Climate Model Climatology Controls Future Changes in Clouds and Relative Humidity
Scientists at Lawrence Livermore National Laboratory in collaboration with colleagues at the Princeton University and NASA Langley demonstrated that they accurately predict a climate model’s simulated change in upper tropospheric clouds and relative humidity based solely on the model’s present-day distribution of clouds and relative humidity.
The research finds that the present distribution of tropical upper tropospheric clouds and relative humidity are predictive of future changes, which means it may be possible to estimate future changes in these fields based on the observed climatology. The result also suggests that model biases in the present-day representation of clouds and relative humidity will lead to errors in the simulation of future cloud and humidity changes, emphasizing the need for realistic simulations of the historical climate.

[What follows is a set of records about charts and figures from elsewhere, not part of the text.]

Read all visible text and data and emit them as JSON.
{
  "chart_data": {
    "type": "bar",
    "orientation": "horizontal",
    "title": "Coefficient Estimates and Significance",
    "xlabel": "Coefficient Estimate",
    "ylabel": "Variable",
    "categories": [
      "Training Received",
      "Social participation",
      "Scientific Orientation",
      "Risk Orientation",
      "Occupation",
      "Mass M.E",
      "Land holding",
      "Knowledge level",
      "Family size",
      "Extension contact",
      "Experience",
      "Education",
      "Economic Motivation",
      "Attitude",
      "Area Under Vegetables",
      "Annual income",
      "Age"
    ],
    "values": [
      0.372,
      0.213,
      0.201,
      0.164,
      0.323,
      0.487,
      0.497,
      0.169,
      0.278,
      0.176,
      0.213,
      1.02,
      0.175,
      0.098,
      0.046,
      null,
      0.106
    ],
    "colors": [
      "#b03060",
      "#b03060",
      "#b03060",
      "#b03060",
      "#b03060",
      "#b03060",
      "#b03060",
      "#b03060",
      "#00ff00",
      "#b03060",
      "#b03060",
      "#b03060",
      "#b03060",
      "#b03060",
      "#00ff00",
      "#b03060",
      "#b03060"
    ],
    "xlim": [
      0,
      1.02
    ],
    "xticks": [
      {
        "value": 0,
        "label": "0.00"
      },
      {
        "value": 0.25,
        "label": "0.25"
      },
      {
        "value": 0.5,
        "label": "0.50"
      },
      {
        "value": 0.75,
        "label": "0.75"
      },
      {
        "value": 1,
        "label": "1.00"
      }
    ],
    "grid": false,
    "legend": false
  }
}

Several studies suggest that as the Earth warms, tropical upper tropospheric clouds and relative humidity should shift upwards with rising isotherms (lines of constant temperature). In the tropics, the vertical profile of warming is constrained by basic thermodynamics. Given these two principles, this study tests whether it is possible to predict changes in clouds and relative humidity by estimating the rise of isotherms (using a moist adiabat) and then shifting climate model’s climatological cloud and relative humidity field upwards so that they maintain a constant temperature. The authors show that this prediction is remarkably accurate and that model differences in future changes in upper tropospheric clouds and relative humidity stem from differences in their current representation of the climate.